Why not spark-streaming alone

211 Views Asked by At

I don't have much of an experience with Kafka/ Spark-Streaming, but I have read many articles on how great the combo is in building real time systems for analysis/dashboards. Can someone explain to me why spark-streaming can't do it alone? In other words, why is Kafka in between the data source and spark-streaming?

Thanks

4

There are 4 best solutions below

0
Devan M S On

For processing data using Spark,we need to provide data through different data sources which is supported by Spark. (Or we need to write our own custom data source)

If it is static data, spark provides

  sc.textFile("FILE PATH") //For reading text file
  sc.wholeTextFiles("DIRECTORY PATH") //For reading whole text files in a directory
  sqlContext.read.parquet("FILE PATH")
  sqlContext.read.json("FILE PATH")
  1. Apply your logic on the resultant RDD.

In streaming case spark supporting data from different sources like

Kafka,Flume,Kinesis,Twitter,ZeroMQ,MQTT etc.

And Spark support simple socket Streaming also,

val lines = ssc.socketTextStream("localhost", 9999)

For more

Kafka is a high-throughput distributed messaging system. Kafka's distributed behavior, scalability and fault tolerance give an advantage over other messaging systems. (MQTT, ZMQ etc)

So question is among these data sources which one is yours ? You can replace kafka data source with your own. We are using MQTT as default source.

0
onrdncl On

Actually there is a simple explanation for this question.

Spark Streaming and other streaming environments are designed for reading data instantly. After reading process they have not much ability to keep data alive.(Some of them have, but not efficient). By the way there will be a need for a message broker like Kafka to keep data alive for particular time. Therefore other tools can easily pick up data from message broker(Kafka) at any time by using a consumer. Dividing responsibilities will give you effective results.

0
Faisal Ahmed Siddiqui On

Can someone explain to me why spark-streaming can't do it alone?

Spark streaming is meant for live data and data needs to be ingested from somewhere. Like Kafka, Flume, Kinesis, or TCP sockets.

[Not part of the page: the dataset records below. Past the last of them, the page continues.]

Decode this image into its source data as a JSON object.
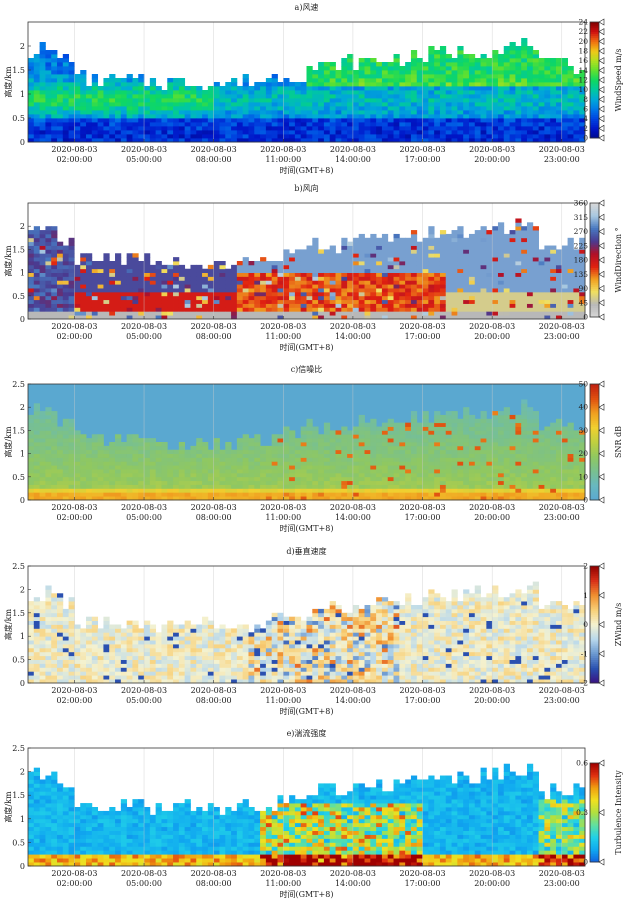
{
  "chart_data": [
    {
      "type": "heatmap",
      "title": "a)风速",
      "ylabel": "高度/km",
      "xlabel": "时间(GMT+8)",
      "x_tick_dates": [
        "2020-08-03",
        "2020-08-03",
        "2020-08-03",
        "2020-08-03",
        "2020-08-03",
        "2020-08-03",
        "2020-08-03",
        "2020-08-03"
      ],
      "x_tick_times": [
        "02:00:00",
        "05:00:00",
        "08:00:00",
        "11:00:00",
        "14:00:00",
        "17:00:00",
        "20:00:00",
        "23:00:00"
      ],
      "x_range_hours": [
        0,
        24
      ],
      "y_ticks": [
        "0",
        "0.5",
        "1",
        "1.5",
        "2"
      ],
      "y_range": [
        0,
        2.5
      ],
      "colorbar": {
        "label": "WindSpeed m/s",
        "range": [
          0,
          24
        ],
        "ticks": [
          "0",
          "2",
          "4",
          "6",
          "8",
          "10",
          "12",
          "14",
          "16",
          "18",
          "20",
          "22",
          "24"
        ],
        "colors": [
          "#000a8f",
          "#0016c8",
          "#0043e0",
          "#0078e8",
          "#00a9d8",
          "#00c8a0",
          "#10d860",
          "#60e030",
          "#b0e020",
          "#f0c818",
          "#f07010",
          "#d01010",
          "#800000"
        ]
      },
      "variable": "windspeed"
    },
    {
      "type": "heatmap",
      "title": "b)风向",
      "ylabel": "高度/km",
      "xlabel": "时间(GMT+8)",
      "x_tick_dates": [
        "2020-08-03",
        "2020-08-03",
        "2020-08-03",
        "2020-08-03",
        "2020-08-03",
        "2020-08-03",
        "2020-08-03",
        "2020-08-03"
      ],
      "x_tick_times": [
        "02:00:00",
        "05:00:00",
        "08:00:00",
        "11:00:00",
        "14:00:00",
        "17:00:00",
        "20:00:00",
        "23:00:00"
      ],
      "x_range_hours": [
        0,
        24
      ],
      "y_ticks": [
        "0",
        "0.5",
        "1",
        "1.5",
        "2"
      ],
      "y_range": [
        0,
        2.5
      ],
      "colorbar": {
        "label": "WindDirection °",
        "range": [
          0,
          360
        ],
        "ticks": [
          "0",
          "45",
          "90",
          "135",
          "180",
          "225",
          "270",
          "315",
          "360"
        ],
        "colors": [
          "#d8d8d8",
          "#b8b8b8",
          "#f0e060",
          "#f0a020",
          "#e02010",
          "#b01028",
          "#4a3a90",
          "#4878c0",
          "#a8c8e0",
          "#d8d8d8"
        ]
      },
      "variable": "winddir"
    },
    {
      "type": "heatmap",
      "title": "c)信噪比",
      "ylabel": "高度/km",
      "xlabel": "时间(GMT+8)",
      "x_tick_dates": [
        "2020-08-03",
        "2020-08-03",
        "2020-08-03",
        "2020-08-03",
        "2020-08-03",
        "2020-08-03",
        "2020-08-03",
        "2020-08-03"
      ],
      "x_tick_times": [
        "02:00:00",
        "05:00:00",
        "08:00:00",
        "11:00:00",
        "14:00:00",
        "17:00:00",
        "20:00:00",
        "23:00:00"
      ],
      "x_range_hours": [
        0,
        24
      ],
      "y_ticks": [
        "0",
        "0.5",
        "1",
        "1.5",
        "2",
        "2.5"
      ],
      "y_range": [
        0,
        2.5
      ],
      "colorbar": {
        "label": "SNR dB",
        "range": [
          0,
          50
        ],
        "ticks": [
          "0",
          "10",
          "20",
          "30",
          "40",
          "50"
        ],
        "colors": [
          "#5aa8d0",
          "#68b8c0",
          "#78c090",
          "#90c860",
          "#c0d040",
          "#f0d030",
          "#f0a020",
          "#e05010",
          "#c02010"
        ]
      },
      "variable": "snr"
    },
    {
      "type": "heatmap",
      "title": "d)垂直速度",
      "ylabel": "高度/km",
      "xlabel": "时间(GMT+8)",
      "x_tick_dates": [
        "2020-08-03",
        "2020-08-03",
        "2020-08-03",
        "2020-08-03",
        "2020-08-03",
        "2020-08-03",
        "2020-08-03",
        "2020-08-03"
      ],
      "x_tick_times": [
        "02:00:00",
        "05:00:00",
        "08:00:00",
        "11:00:00",
        "14:00:00",
        "17:00:00",
        "20:00:00",
        "23:00:00"
      ],
      "x_range_hours": [
        0,
        24
      ],
      "y_ticks": [
        "0",
        "0.5",
        "1",
        "1.5",
        "2",
        "2.5"
      ],
      "y_range": [
        0,
        2.5
      ],
      "colorbar": {
        "label": "ZWind m/s",
        "range": [
          -2,
          2
        ],
        "ticks": [
          "-2",
          "-1",
          "0",
          "1",
          "2"
        ],
        "colors": [
          "#3a1080",
          "#2a50b0",
          "#6a98d0",
          "#b8d8ec",
          "#f4f2d0",
          "#f8d078",
          "#f09030",
          "#d83018",
          "#900000"
        ]
      },
      "variable": "zwind"
    },
    {
      "type": "heatmap",
      "title": "e)湍流强度",
      "ylabel": "高度/km",
      "xlabel": "时间(GMT+8)",
      "x_tick_dates": [
        "2020-08-03",
        "2020-08-03",
        "2020-08-03",
        "2020-08-03",
        "2020-08-03",
        "2020-08-03",
        "2020-08-03",
        "2020-08-03"
      ],
      "x_tick_times": [
        "02:00:00",
        "05:00:00",
        "08:00:00",
        "11:00:00",
        "14:00:00",
        "17:00:00",
        "20:00:00",
        "23:00:00"
      ],
      "x_range_hours": [
        0,
        24
      ],
      "y_ticks": [
        "0",
        "0.5",
        "1",
        "1.5",
        "2",
        "2.5"
      ],
      "y_range": [
        0,
        2.5
      ],
      "colorbar": {
        "label": "Turbulence Intensity",
        "range": [
          0,
          0.6
        ],
        "ticks": [
          "0",
          "0.3",
          "0.6"
        ],
        "colors": [
          "#1060e0",
          "#10a8f0",
          "#20d0e8",
          "#60e0a0",
          "#b0e040",
          "#f0e020",
          "#f0a010",
          "#e03010",
          "#a00000"
        ]
      },
      "variable": "turb"
    }
  ]
}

Even you can read data from file.

https://spark.apache.org/docs/latest/streaming-programming-guide.html

In case if your use case is simple enough to read from file, i would say to go for apache nifi.

https://www.youtube.com/watch?v=gqV_63a0ABo&list=PLzmB162Wvzr05Pe-lobQEZkk0zXuzms56

In other words, why is Kafka in between the data source and spark-streaming?

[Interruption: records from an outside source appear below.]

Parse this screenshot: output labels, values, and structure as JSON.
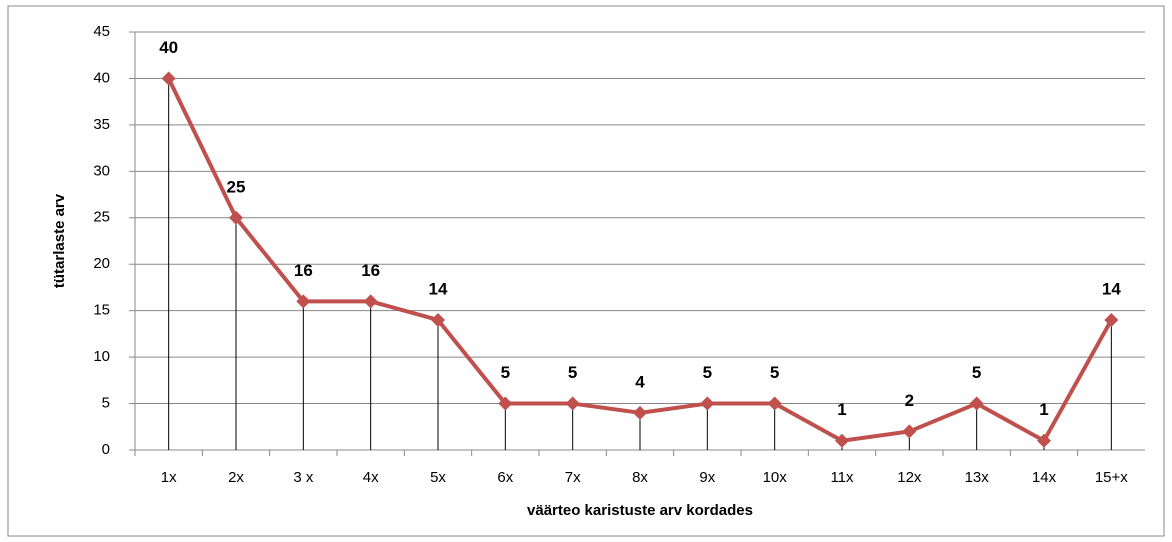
{
  "chart_data": {
    "type": "line",
    "x_label": "väärteo karistuste arv kordades",
    "y_label": "tütarlaste arv",
    "categories": [
      "1x",
      "2x",
      "3 x",
      "4x",
      "5x",
      "6x",
      "7x",
      "8x",
      "9x",
      "10x",
      "11x",
      "12x",
      "13x",
      "14x",
      "15+x"
    ],
    "series": [
      {
        "name": "tütarlaste arv",
        "color": "#c0504d",
        "values": [
          40,
          25,
          16,
          16,
          14,
          5,
          5,
          4,
          5,
          5,
          1,
          2,
          5,
          1,
          14
        ]
      }
    ],
    "ylim": [
      0,
      45
    ],
    "yticks": [
      0,
      5,
      10,
      15,
      20,
      25,
      30,
      35,
      40,
      45
    ],
    "grid": true,
    "drop_lines": true
  }
}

Depending on scenarios, Kafka is often suitable option to store data and then consume from different aspects.

0
Diaboloxx On

I am new too to the field and I was searching exactly for the same thing and I found this simple explanation by practicing. When using Spark in a streaming context you are usually connecting your spark instance to an already established socket like the code below.

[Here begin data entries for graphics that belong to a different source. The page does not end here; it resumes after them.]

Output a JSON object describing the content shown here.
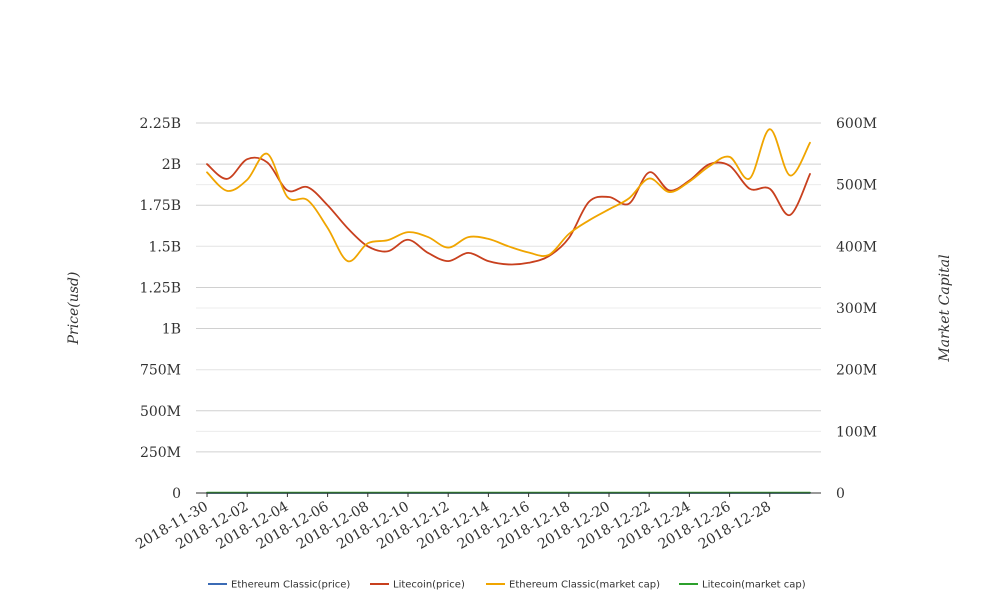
{
  "chart_data": {
    "type": "line",
    "title": "",
    "ylabel": "Price(usd)",
    "y2label": "Market Capital",
    "ylim": [
      0,
      2250000000
    ],
    "y2lim": [
      0,
      600000000
    ],
    "y_ticks": [
      "0",
      "250M",
      "500M",
      "750M",
      "1B",
      "1.25B",
      "1.5B",
      "1.75B",
      "2B",
      "2.25B"
    ],
    "y2_ticks": [
      "0",
      "100M",
      "200M",
      "300M",
      "400M",
      "500M",
      "600M"
    ],
    "x_tick_labels": [
      "2018-11-30",
      "2018-12-02",
      "2018-12-04",
      "2018-12-06",
      "2018-12-08",
      "2018-12-10",
      "2018-12-12",
      "2018-12-14",
      "2018-12-16",
      "2018-12-18",
      "2018-12-20",
      "2018-12-22",
      "2018-12-24",
      "2018-12-26",
      "2018-12-28"
    ],
    "x": [
      "2018-11-30",
      "2018-12-01",
      "2018-12-02",
      "2018-12-03",
      "2018-12-04",
      "2018-12-05",
      "2018-12-06",
      "2018-12-07",
      "2018-12-08",
      "2018-12-09",
      "2018-12-10",
      "2018-12-11",
      "2018-12-12",
      "2018-12-13",
      "2018-12-14",
      "2018-12-15",
      "2018-12-16",
      "2018-12-17",
      "2018-12-18",
      "2018-12-19",
      "2018-12-20",
      "2018-12-21",
      "2018-12-22",
      "2018-12-23",
      "2018-12-24",
      "2018-12-25",
      "2018-12-26",
      "2018-12-27",
      "2018-12-28",
      "2018-12-29",
      "2018-12-30"
    ],
    "legend_position": "bottom",
    "grid": true,
    "series": [
      {
        "name": "Ethereum Classic(price)",
        "axis": "left",
        "color": "#3b6bb5",
        "values": [
          4.9,
          4.7,
          4.9,
          5.6,
          5.0,
          4.8,
          4.3,
          3.8,
          3.9,
          3.8,
          4.0,
          3.8,
          3.7,
          3.8,
          3.7,
          3.6,
          3.5,
          3.5,
          4.0,
          4.3,
          4.5,
          4.9,
          4.8,
          5.0,
          5.3,
          5.4,
          5.1,
          5.6,
          5.1,
          5.3,
          5.6
        ]
      },
      {
        "name": "Litecoin(price)",
        "axis": "left",
        "color": "#c8401e",
        "values": [
          2000000000,
          1910000000,
          2030000000,
          2010000000,
          1840000000,
          1860000000,
          1750000000,
          1610000000,
          1500000000,
          1470000000,
          1540000000,
          1460000000,
          1410000000,
          1460000000,
          1410000000,
          1390000000,
          1400000000,
          1440000000,
          1550000000,
          1770000000,
          1800000000,
          1760000000,
          1950000000,
          1840000000,
          1900000000,
          2000000000,
          1990000000,
          1850000000,
          1850000000,
          1690000000,
          1940000000
        ]
      },
      {
        "name": "Ethereum Classic(market cap)",
        "axis": "right",
        "color": "#f0a500",
        "values": [
          520000000,
          490000000,
          508000000,
          550000000,
          480000000,
          475000000,
          430000000,
          376000000,
          405000000,
          410000000,
          423000000,
          415000000,
          398000000,
          415000000,
          412000000,
          400000000,
          390000000,
          386000000,
          420000000,
          442000000,
          460000000,
          478000000,
          510000000,
          488000000,
          505000000,
          530000000,
          545000000,
          510000000,
          590000000,
          515000000,
          568000000
        ]
      },
      {
        "name": "Litecoin(market cap)",
        "axis": "right",
        "color": "#2ca02c",
        "values": [
          520000,
          520000,
          520000,
          520000,
          520000,
          520000,
          520000,
          520000,
          520000,
          520000,
          520000,
          520000,
          520000,
          520000,
          520000,
          520000,
          520000,
          520000,
          520000,
          520000,
          520000,
          520000,
          520000,
          520000,
          520000,
          520000,
          520000,
          520000,
          520000,
          520000,
          520000
        ]
      }
    ]
  }
}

And here comes the need for a message broker to open this socket and keep it alive even when data is not coming.

Of course using a message broker like Kafka for example has a lot more advantages that just opening a socket connection especially in terms of resiliance and fault tolerance.

from pyspark.sql import SparkSession
from pyspark.streaming import StreamingContext

spark = SparkSession.builder \
    .appName("SocketConsumer") \
    .getOrCreate()

ssc = StreamingContext(spark.sparkContext, 1)  # 1-second batch interval

# Create DStream from socket
lines = ssc.socketTextStream("localhost", 9999)  # Change host and port as needed

# Process each RDD
def process_data(rdd):
    rdd.foreach(lambda record: process(record))

def process(record):
    # Implement logic to process the received data
    print(record)  # Example: Print received data

lines.foreachRDD(process_data)

# Start streaming context
ssc.start()
ssc.awaitTermination()